UK Inflation Rises to 3.8% in July as Air Fares and Food Prices Climb

Web Reporter
3 Min Read

Inflation in the United Kingdom accelerated to 3.8% in the year to July, marking the highest rate since January 2024 and placing fresh pressure on households and policymakers alike. The latest figures from the Office for National Statistics (ONS) showed that rising air fares and food costs were the main drivers behind the increase.

The Consumer Prices Index (CPI) climbed from 3.6% in June, slightly higher than economists had anticipated. The Bank of England, which targets inflation at 2%, now faces heightened scrutiny over its strategy to cut interest rates, with many analysts suggesting the latest data could slow the pace of policy easing. The Bank’s own forecast projects inflation will peak at 4% in September.

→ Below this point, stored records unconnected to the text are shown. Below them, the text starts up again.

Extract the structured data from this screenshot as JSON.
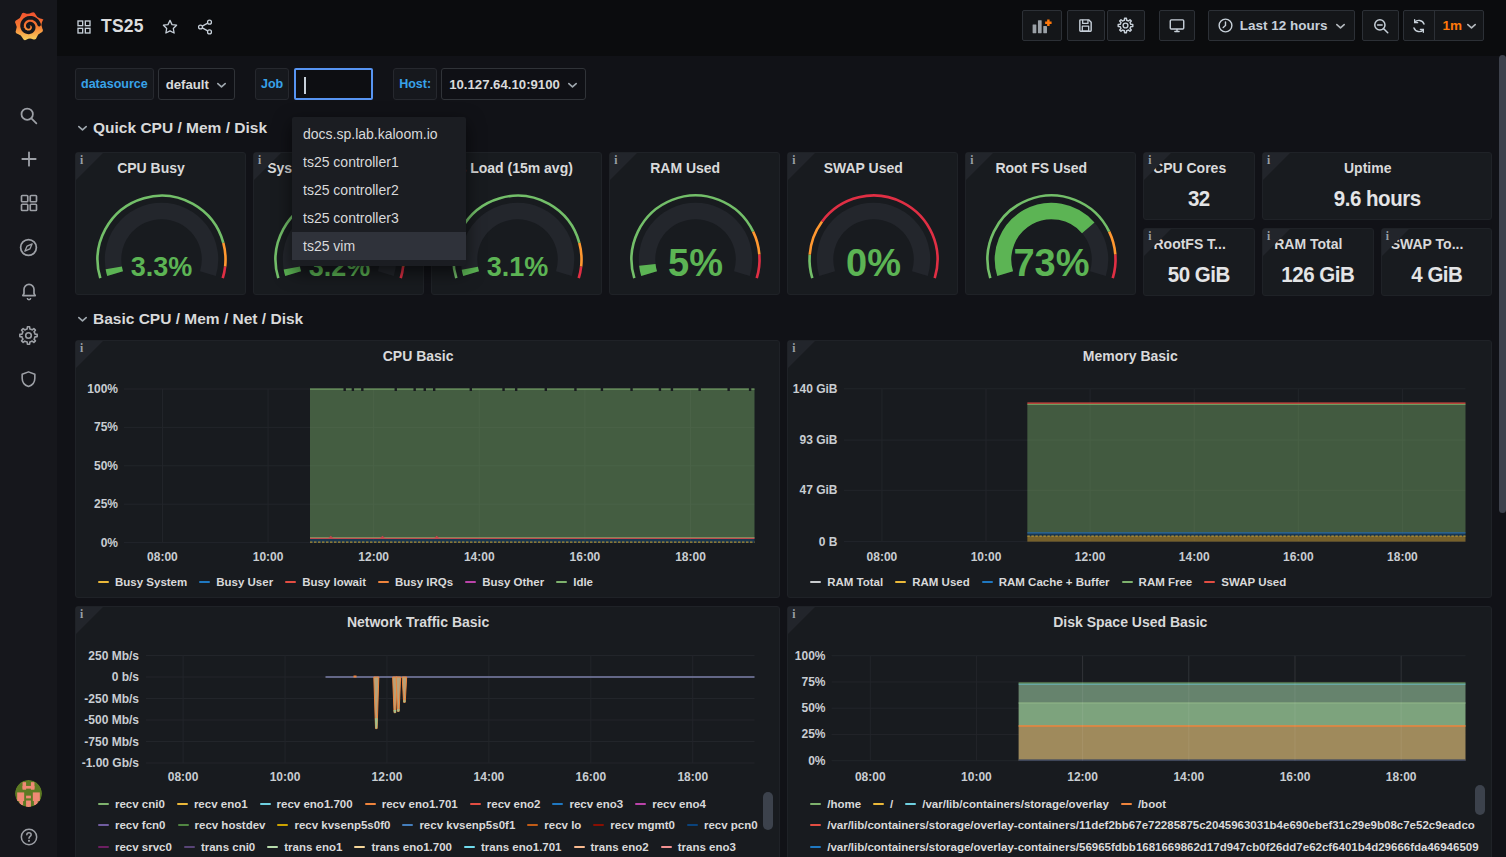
{
  "nav": {
    "title": "TS25",
    "time_range": "Last 12 hours",
    "refresh_interval": "1m",
    "actions": [
      "add-panel",
      "save-dashboard",
      "dashboard-settings",
      "cycle-view-mode",
      "time-picker",
      "zoom-out-time-range",
      "refresh-dashboard",
      "refresh-interval-picker"
    ]
  },
  "sidebar": {
    "items": [
      "search",
      "create",
      "dashboards",
      "explore",
      "alerting",
      "configuration",
      "server-admin"
    ],
    "bottom": [
      "user-avatar",
      "help"
    ]
  },
  "variables": [
    {
      "label": "datasource",
      "value": "default"
    },
    {
      "label": "Job",
      "value": ""
    },
    {
      "label": "Host:",
      "value": "10.127.64.10:9100"
    }
  ],
  "job_dropdown": {
    "options": [
      "docs.sp.lab.kaloom.io",
      "ts25 controller1",
      "ts25 controller2",
      "ts25 controller3",
      "ts25 vim"
    ],
    "highlighted": "ts25 vim"
  },
  "rows": [
    {
      "title": "Quick CPU / Mem / Disk"
    },
    {
      "title": "Basic CPU / Mem / Net / Disk"
    }
  ],
  "colors": {
    "green": "#5cb454",
    "orange": "#ff9830",
    "red": "#e02f44",
    "track": "#23262c",
    "panel": "#181b1f",
    "grid": "#22252a",
    "accent_orange": "#ff780a",
    "focus_blue": "#5794f2"
  },
  "gauges": [
    {
      "title": "CPU Busy",
      "value": "3.3%",
      "fraction": 0.033,
      "col": 0,
      "big": false,
      "thresholds": [
        {
          "to": 0.85,
          "color": "#73bf69"
        },
        {
          "to": 0.95,
          "color": "#ff9830"
        },
        {
          "to": 1,
          "color": "#e02f44"
        }
      ]
    },
    {
      "title": "Sys Load (5m avg)",
      "value": "3.2%",
      "fraction": 0.032,
      "col": 3,
      "big": false,
      "thresholds": [
        {
          "to": 0.85,
          "color": "#73bf69"
        },
        {
          "to": 0.95,
          "color": "#ff9830"
        },
        {
          "to": 1,
          "color": "#e02f44"
        }
      ]
    },
    {
      "title": "Sys Load (15m avg)",
      "value": "3.1%",
      "fraction": 0.031,
      "col": 6,
      "big": false,
      "thresholds": [
        {
          "to": 0.85,
          "color": "#73bf69"
        },
        {
          "to": 0.95,
          "color": "#ff9830"
        },
        {
          "to": 1,
          "color": "#e02f44"
        }
      ]
    },
    {
      "title": "RAM Used",
      "value": "5%",
      "fraction": 0.05,
      "col": 9,
      "big": true,
      "thresholds": [
        {
          "to": 0.8,
          "color": "#73bf69"
        },
        {
          "to": 0.9,
          "color": "#ff9830"
        },
        {
          "to": 1,
          "color": "#e02f44"
        }
      ]
    },
    {
      "title": "SWAP Used",
      "value": "0%",
      "fraction": 0.0,
      "col": 12,
      "big": true,
      "thresholds": [
        {
          "to": 0.1,
          "color": "#73bf69"
        },
        {
          "to": 0.25,
          "color": "#ff9830"
        },
        {
          "to": 1,
          "color": "#e02f44"
        }
      ]
    },
    {
      "title": "Root FS Used",
      "value": "73%",
      "fraction": 0.73,
      "col": 15,
      "big": true,
      "thresholds": [
        {
          "to": 0.8,
          "color": "#73bf69"
        },
        {
          "to": 0.9,
          "color": "#ff9830"
        },
        {
          "to": 1,
          "color": "#e02f44"
        }
      ]
    }
  ],
  "stats": [
    {
      "title": "CPU Cores",
      "value": "32",
      "col": 18,
      "row": 0,
      "w": 2
    },
    {
      "title": "Uptime",
      "value": "9.6 hours",
      "col": 20,
      "row": 0,
      "w": 4
    },
    {
      "title": "RootFS T...",
      "value": "50 GiB",
      "col": 18,
      "row": 1,
      "w": 2
    },
    {
      "title": "RAM Total",
      "value": "126 GiB",
      "col": 20,
      "row": 1,
      "w": 2
    },
    {
      "title": "SWAP To...",
      "value": "4 GiB",
      "col": 22,
      "row": 1,
      "w": 2
    }
  ],
  "chart_data": [
    {
      "id": "cpu-basic",
      "type": "area",
      "title": "CPU Basic",
      "ylabel": "",
      "xlabel": "",
      "grid": true,
      "legend_position": "bottom",
      "y_range": [
        0,
        100
      ],
      "y_ticks": [
        {
          "label": "100%",
          "v": 100
        },
        {
          "label": "75%",
          "v": 75
        },
        {
          "label": "50%",
          "v": 50
        },
        {
          "label": "25%",
          "v": 25
        },
        {
          "label": "0%",
          "v": 0
        }
      ],
      "x_ticks": [
        {
          "label": "08:00",
          "f": 0.061
        },
        {
          "label": "10:00",
          "f": 0.2285
        },
        {
          "label": "12:00",
          "f": 0.396
        },
        {
          "label": "14:00",
          "f": 0.5635
        },
        {
          "label": "16:00",
          "f": 0.731
        },
        {
          "label": "18:00",
          "f": 0.8985
        }
      ],
      "data_start_f": 0.295,
      "layers": [
        {
          "t": "area",
          "y0": 3.2,
          "y1": 100,
          "color": "#7eb26d",
          "opacity": 0.44
        },
        {
          "t": "hline",
          "y": 100,
          "color": "#7eb26d",
          "w": 1.2
        },
        {
          "t": "notches",
          "y": 100,
          "depth": 3,
          "f": [
            0.35,
            0.363,
            0.378,
            0.431,
            0.461,
            0.477,
            0.492,
            0.55,
            0.602,
            0.622,
            0.669,
            0.716,
            0.758,
            0.805,
            0.85,
            0.869,
            0.913,
            0.959,
            0.993
          ]
        },
        {
          "t": "hline",
          "y": 3.2,
          "color": "#7eb26d",
          "w": 1
        },
        {
          "t": "area",
          "y0": 0,
          "y1": 2.8,
          "color": "#1f78c1",
          "opacity": 0.3
        },
        {
          "t": "hline",
          "y": 2.8,
          "color": "#bf4a4d",
          "w": 1.3
        },
        {
          "t": "bump",
          "y": 2.8,
          "f": [
            0.328,
            0.41,
            0.496
          ],
          "color": "#bf4a4d"
        },
        {
          "t": "hline",
          "y": 0.35,
          "color": "#ab8e33",
          "w": 1.2,
          "dash": "2.5,1.5"
        }
      ],
      "legend_rows": [
        [
          {
            "label": "Busy System",
            "color": "#eab839"
          },
          {
            "label": "Busy User",
            "color": "#1f78c1"
          },
          {
            "label": "Busy Iowait",
            "color": "#e24d42"
          },
          {
            "label": "Busy IRQs",
            "color": "#ef843c"
          },
          {
            "label": "Busy Other",
            "color": "#ba43a9"
          },
          {
            "label": "Idle",
            "color": "#7eb26d"
          }
        ]
      ]
    },
    {
      "id": "memory-basic",
      "type": "area",
      "title": "Memory Basic",
      "ylabel": "",
      "xlabel": "",
      "grid": true,
      "legend_position": "bottom",
      "y_range": [
        0,
        140
      ],
      "y_ticks": [
        {
          "label": "140 GiB",
          "v": 140
        },
        {
          "label": "93 GiB",
          "v": 93
        },
        {
          "label": "47 GiB",
          "v": 47
        },
        {
          "label": "0 B",
          "v": 0
        }
      ],
      "x_ticks": [
        {
          "label": "08:00",
          "f": 0.061
        },
        {
          "label": "10:00",
          "f": 0.2285
        },
        {
          "label": "12:00",
          "f": 0.396
        },
        {
          "label": "14:00",
          "f": 0.5635
        },
        {
          "label": "16:00",
          "f": 0.731
        },
        {
          "label": "18:00",
          "f": 0.8985
        }
      ],
      "data_start_f": 0.295,
      "layers": [
        {
          "t": "area",
          "y0": 8,
          "y1": 125.8,
          "color": "#7eb26d",
          "opacity": 0.42
        },
        {
          "t": "hline",
          "y": 125.8,
          "color": "#7eb26d",
          "w": 1
        },
        {
          "t": "hline",
          "y": 126.9,
          "color": "#e24d42",
          "w": 1.3
        },
        {
          "t": "area",
          "y0": 5,
          "y1": 8,
          "color": "#1f78c1",
          "opacity": 0.3
        },
        {
          "t": "hline",
          "y": 8,
          "color": "#2a6aa5",
          "w": 1.3
        },
        {
          "t": "area",
          "y0": 0,
          "y1": 5,
          "color": "#eab839",
          "opacity": 0.45
        },
        {
          "t": "hline",
          "y": 5,
          "color": "#b2933a",
          "w": 1.2,
          "dash": "2.5,1.5"
        }
      ],
      "legend_rows": [
        [
          {
            "label": "RAM Total",
            "color": "#c9cbce"
          },
          {
            "label": "RAM Used",
            "color": "#eab839"
          },
          {
            "label": "RAM Cache + Buffer",
            "color": "#1f78c1"
          },
          {
            "label": "RAM Free",
            "color": "#7eb26d"
          },
          {
            "label": "SWAP Used",
            "color": "#e24d42"
          }
        ]
      ]
    },
    {
      "id": "network-traffic-basic",
      "type": "line",
      "title": "Network Traffic Basic",
      "ylabel": "",
      "xlabel": "",
      "grid": true,
      "legend_position": "bottom",
      "y_range": [
        -1000,
        250
      ],
      "y_ticks": [
        {
          "label": "250 Mb/s",
          "v": 250
        },
        {
          "label": "0 b/s",
          "v": 0
        },
        {
          "label": "-250 Mb/s",
          "v": -250
        },
        {
          "label": "-500 Mb/s",
          "v": -500
        },
        {
          "label": "-750 Mb/s",
          "v": -750
        },
        {
          "label": "-1.00 Gb/s",
          "v": -1000
        }
      ],
      "x_ticks": [
        {
          "label": "08:00",
          "f": 0.061
        },
        {
          "label": "10:00",
          "f": 0.2285
        },
        {
          "label": "12:00",
          "f": 0.396
        },
        {
          "label": "14:00",
          "f": 0.5635
        },
        {
          "label": "16:00",
          "f": 0.731
        },
        {
          "label": "18:00",
          "f": 0.8985
        }
      ],
      "data_start_f": 0.295,
      "layers": [
        {
          "t": "hline",
          "y": 0,
          "color": "#7b80a8",
          "w": 1.4
        },
        {
          "t": "dot",
          "f": 0.3435,
          "y": 0,
          "color": "#ef843c"
        },
        {
          "t": "spike",
          "f": 0.3785,
          "v": -600,
          "wtop": 5,
          "color": "#ef843c",
          "fill": "#b5a27a",
          "tip": "#9ec08c",
          "tipv": -480
        },
        {
          "t": "spike",
          "f": 0.409,
          "v": -415,
          "wtop": 4.5,
          "color": "#ef843c",
          "fill": "#b5a27a",
          "tip": "#9ec08c",
          "tipv": -385
        },
        {
          "t": "spike",
          "f": 0.4147,
          "v": -400,
          "wtop": 4.5,
          "color": "#ef843c",
          "fill": "#b5a27a",
          "tip": "#9ec08c",
          "tipv": -375
        },
        {
          "t": "spike",
          "f": 0.4247,
          "v": -295,
          "wtop": 4.5,
          "color": "#ef843c",
          "fill": "#b5a27a",
          "tip": "#9ec08c",
          "tipv": -272
        }
      ],
      "legend_rows": [
        [
          {
            "label": "recv cni0",
            "color": "#7eb26d"
          },
          {
            "label": "recv eno1",
            "color": "#eab839"
          },
          {
            "label": "recv eno1.700",
            "color": "#6ed0e0"
          },
          {
            "label": "recv eno1.701",
            "color": "#ef843c"
          },
          {
            "label": "recv eno2",
            "color": "#e24d42"
          },
          {
            "label": "recv eno3",
            "color": "#1f78c1"
          },
          {
            "label": "recv eno4",
            "color": "#ba43a9"
          }
        ],
        [
          {
            "label": "recv fcn0",
            "color": "#705da0"
          },
          {
            "label": "recv hostdev",
            "color": "#508642"
          },
          {
            "label": "recv kvsenp5s0f0",
            "color": "#cca300"
          },
          {
            "label": "recv kvsenp5s0f1",
            "color": "#447ebc"
          },
          {
            "label": "recv lo",
            "color": "#c15c17"
          },
          {
            "label": "recv mgmt0",
            "color": "#890f02"
          },
          {
            "label": "recv pcn0",
            "color": "#0a437c"
          }
        ],
        [
          {
            "label": "recv srvc0",
            "color": "#6d1f62"
          },
          {
            "label": "trans cni0",
            "color": "#584477"
          },
          {
            "label": "trans eno1",
            "color": "#b7dbab"
          },
          {
            "label": "trans eno1.700",
            "color": "#f4d598"
          },
          {
            "label": "trans eno1.701",
            "color": "#70dbed"
          },
          {
            "label": "trans eno2",
            "color": "#f9ba8f"
          },
          {
            "label": "trans eno3",
            "color": "#f29191"
          }
        ]
      ],
      "legend_scrollbar": {
        "top": 185,
        "height": 38
      }
    },
    {
      "id": "disk-space-used-basic",
      "type": "area",
      "title": "Disk Space Used Basic",
      "regrid": true,
      "ylabel": "",
      "xlabel": "",
      "grid": true,
      "legend_position": "bottom",
      "y_range": [
        0,
        100
      ],
      "y_ticks": [
        {
          "label": "100%",
          "v": 100
        },
        {
          "label": "75%",
          "v": 75
        },
        {
          "label": "50%",
          "v": 50
        },
        {
          "label": "25%",
          "v": 25
        },
        {
          "label": "0%",
          "v": 0
        }
      ],
      "x_ticks": [
        {
          "label": "08:00",
          "f": 0.061
        },
        {
          "label": "10:00",
          "f": 0.2285
        },
        {
          "label": "12:00",
          "f": 0.396
        },
        {
          "label": "14:00",
          "f": 0.5635
        },
        {
          "label": "16:00",
          "f": 0.731
        },
        {
          "label": "18:00",
          "f": 0.8985
        }
      ],
      "data_start_f": 0.295,
      "layers": [
        {
          "t": "area",
          "y0": 0,
          "y1": 33,
          "color": "#9f8a5c",
          "opacity": 1
        },
        {
          "t": "area",
          "y0": 33,
          "y1": 55,
          "color": "#7da37d",
          "opacity": 1
        },
        {
          "t": "area",
          "y0": 55,
          "y1": 73,
          "color": "#66836d",
          "opacity": 1
        },
        {
          "t": "hline",
          "y": 33,
          "color": "#ef843c",
          "w": 1.4
        },
        {
          "t": "hline",
          "y": 55,
          "color": "#94bb8c",
          "w": 1
        },
        {
          "t": "hline",
          "y": 73,
          "color": "#6ed0e0",
          "w": 1.1
        },
        {
          "t": "hline",
          "y": 74,
          "color": "#7eb26d",
          "w": 1
        },
        {
          "t": "hline",
          "y": 0.6,
          "color": "#2b3a5e",
          "w": 1.3
        }
      ],
      "legend_rows": [
        [
          {
            "label": "/home",
            "color": "#7eb26d"
          },
          {
            "label": "/",
            "color": "#eab839"
          },
          {
            "label": "/var/lib/containers/storage/overlay",
            "color": "#6ed0e0"
          },
          {
            "label": "/boot",
            "color": "#ef843c"
          }
        ],
        [
          {
            "label": "/var/lib/containers/storage/overlay-containers/11def2bb67e72285875c2045963031b4e690ebef31c29e9b08c7e52c9eadco",
            "color": "#e24d42"
          }
        ],
        [
          {
            "label": "/var/lib/containers/storage/overlay-containers/56965fdbb1681669862d17d947cb0f26dd7e62cf6401b4d29666fda46946509",
            "color": "#1f78c1"
          }
        ]
      ],
      "legend_scrollbar": {
        "top": 178,
        "height": 30
      }
    }
  ]
}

According to ONS chief economist Grant Fitzner, air fares saw a sharp rise of 30.2% between June and July—the steepest increase for that period since monthly records began in 2001. He attributed much of the surge to the unusual timing of school holidays this year, which coincided with the agency’s data collection. In addition, fuel prices contributed to upward pressure, reversing declines recorded during the same period last year.

Food and non-alcoholic drink prices were also a significant factor, rising 4.9% in the year to July compared with 4.5% in June. Increases were led by staples such as beef, chocolate, confectionery, instant coffee, and fresh orange juice. This marked the fourth consecutive month of rising food inflation, bringing costs to their highest level since February 2024.

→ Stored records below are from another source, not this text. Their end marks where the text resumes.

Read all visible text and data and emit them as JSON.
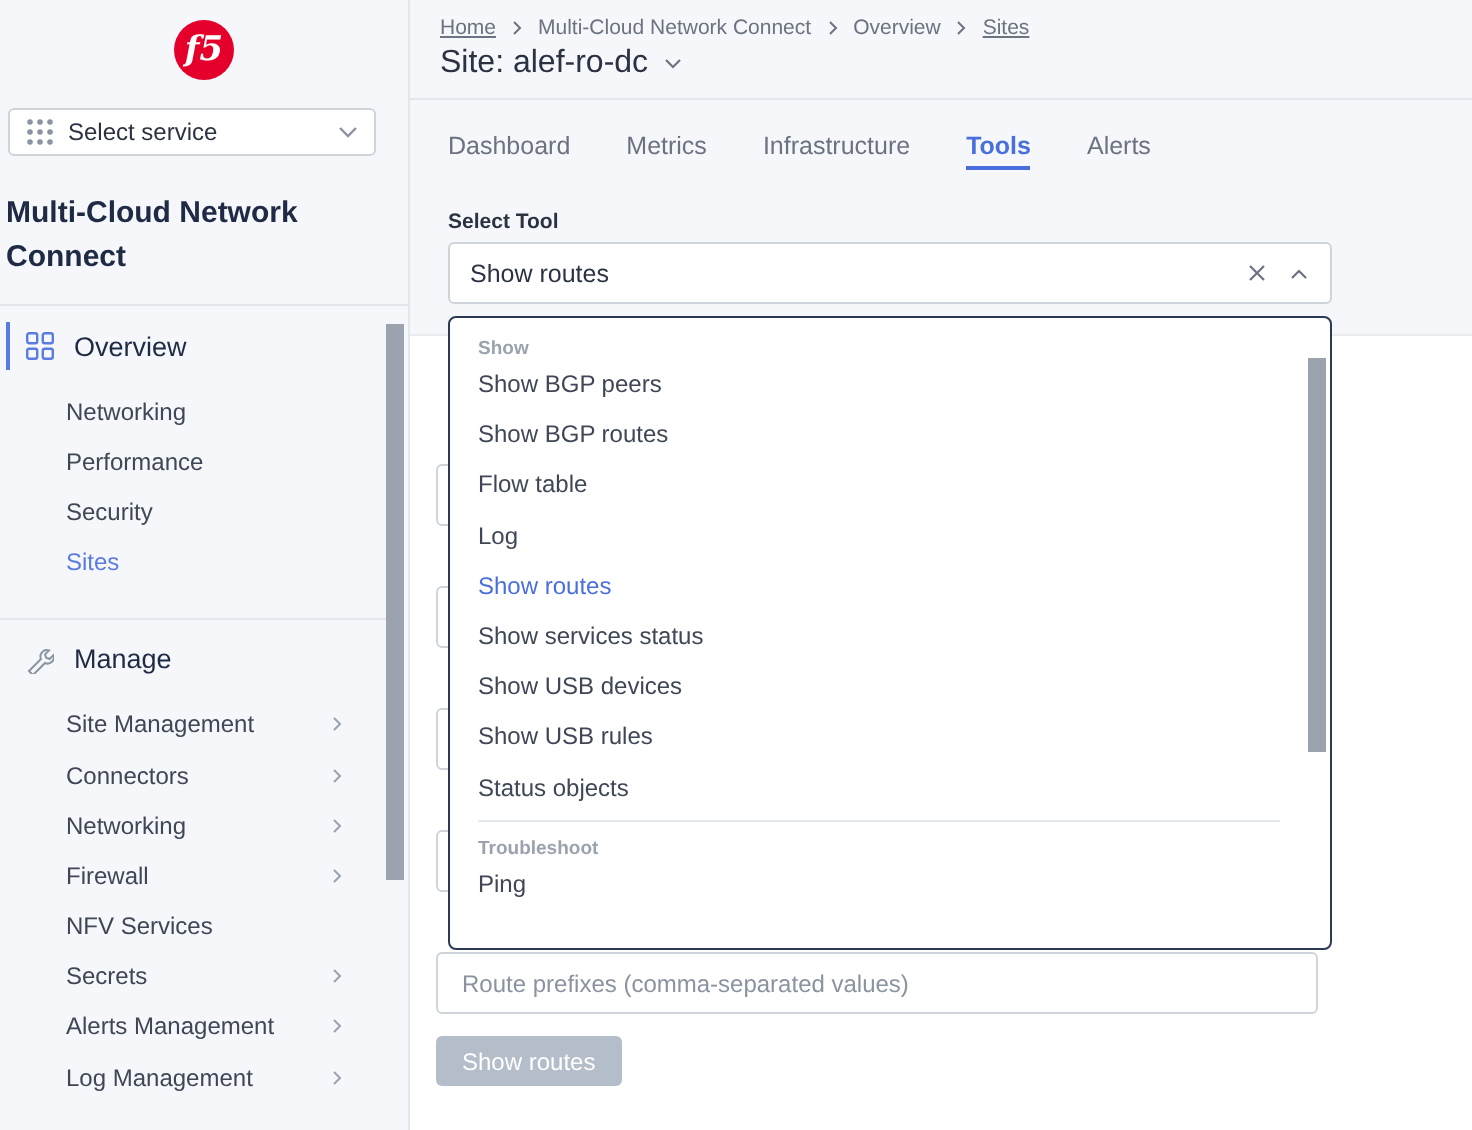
{
  "logo": {
    "text": "f5"
  },
  "sidebar": {
    "service_select": {
      "placeholder": "Select service"
    },
    "title": "Multi-Cloud Network Connect",
    "sections": [
      {
        "label": "Overview",
        "selected": true,
        "items": [
          {
            "label": "Networking",
            "selected": false,
            "submenu": false
          },
          {
            "label": "Performance",
            "selected": false,
            "submenu": false
          },
          {
            "label": "Security",
            "selected": false,
            "submenu": false
          },
          {
            "label": "Sites",
            "selected": true,
            "submenu": false
          }
        ]
      },
      {
        "label": "Manage",
        "selected": false,
        "items": [
          {
            "label": "Site Management",
            "selected": false,
            "submenu": true
          },
          {
            "label": "Connectors",
            "selected": false,
            "submenu": true
          },
          {
            "label": "Networking",
            "selected": false,
            "submenu": true
          },
          {
            "label": "Firewall",
            "selected": false,
            "submenu": true
          },
          {
            "label": "NFV Services",
            "selected": false,
            "submenu": false
          },
          {
            "label": "Secrets",
            "selected": false,
            "submenu": true
          },
          {
            "label": "Alerts Management",
            "selected": false,
            "submenu": true
          },
          {
            "label": "Log Management",
            "selected": false,
            "submenu": true
          }
        ]
      }
    ]
  },
  "breadcrumb": [
    {
      "label": "Home",
      "link": true
    },
    {
      "label": "Multi-Cloud Network Connect",
      "link": false
    },
    {
      "label": "Overview",
      "link": false
    },
    {
      "label": "Sites",
      "link": true
    }
  ],
  "page_title": "Site: alef-ro-dc",
  "tabs": [
    {
      "label": "Dashboard",
      "selected": false
    },
    {
      "label": "Metrics",
      "selected": false
    },
    {
      "label": "Infrastructure",
      "selected": false
    },
    {
      "label": "Tools",
      "selected": true
    },
    {
      "label": "Alerts",
      "selected": false
    }
  ],
  "tool_select": {
    "label": "Select Tool",
    "value": "Show routes",
    "expanded": true
  },
  "dropdown": [
    {
      "group": "Show",
      "options": [
        {
          "label": "Show BGP peers",
          "selected": false
        },
        {
          "label": "Show BGP routes",
          "selected": false
        },
        {
          "label": "Flow table",
          "selected": false
        },
        {
          "label": "Log",
          "selected": false
        },
        {
          "label": "Show routes",
          "selected": true
        },
        {
          "label": "Show services status",
          "selected": false
        },
        {
          "label": "Show USB devices",
          "selected": false
        },
        {
          "label": "Show USB rules",
          "selected": false
        },
        {
          "label": "Status objects",
          "selected": false
        }
      ]
    },
    {
      "group": "Troubleshoot",
      "options": [
        {
          "label": "Ping",
          "selected": false
        }
      ]
    }
  ],
  "route_field": {
    "placeholder": "Route prefixes (comma-separated values)"
  },
  "submit_button": {
    "label": "Show routes",
    "disabled": true
  }
}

For consumers, the effect is tangible. “It’s so expensive,” said Michelle Birkenhead, a shopper in northern England. “What used to cost us £100 two years ago is now closer to £150. The cost of my weekly shop has gone up so much, it’s ridiculous.”

Another inflation measure, the Retail Prices Index (RPI), rose to 4.8% in July from 4.4% in June. Unlike CPI, the RPI includes mortgage interest payments and buildings insurance. It also plays a key role in determining annual rail fare increases in England. Last year, fares rose by one percentage point above the July RPI rate. If the same approach were applied in 2026, rail fares could increase by 5.8%. However, the Department for Transport has said no final decision has been made.

The latest figures underline the challenges facing the Bank of England as it balances persistent price pressures with the need to support economic growth. While inflation is expected to gradually ease in the coming years, the combination of higher food, fuel, and transport costs continues to strain household budgets, leaving consumers bracing for more difficult months ahead.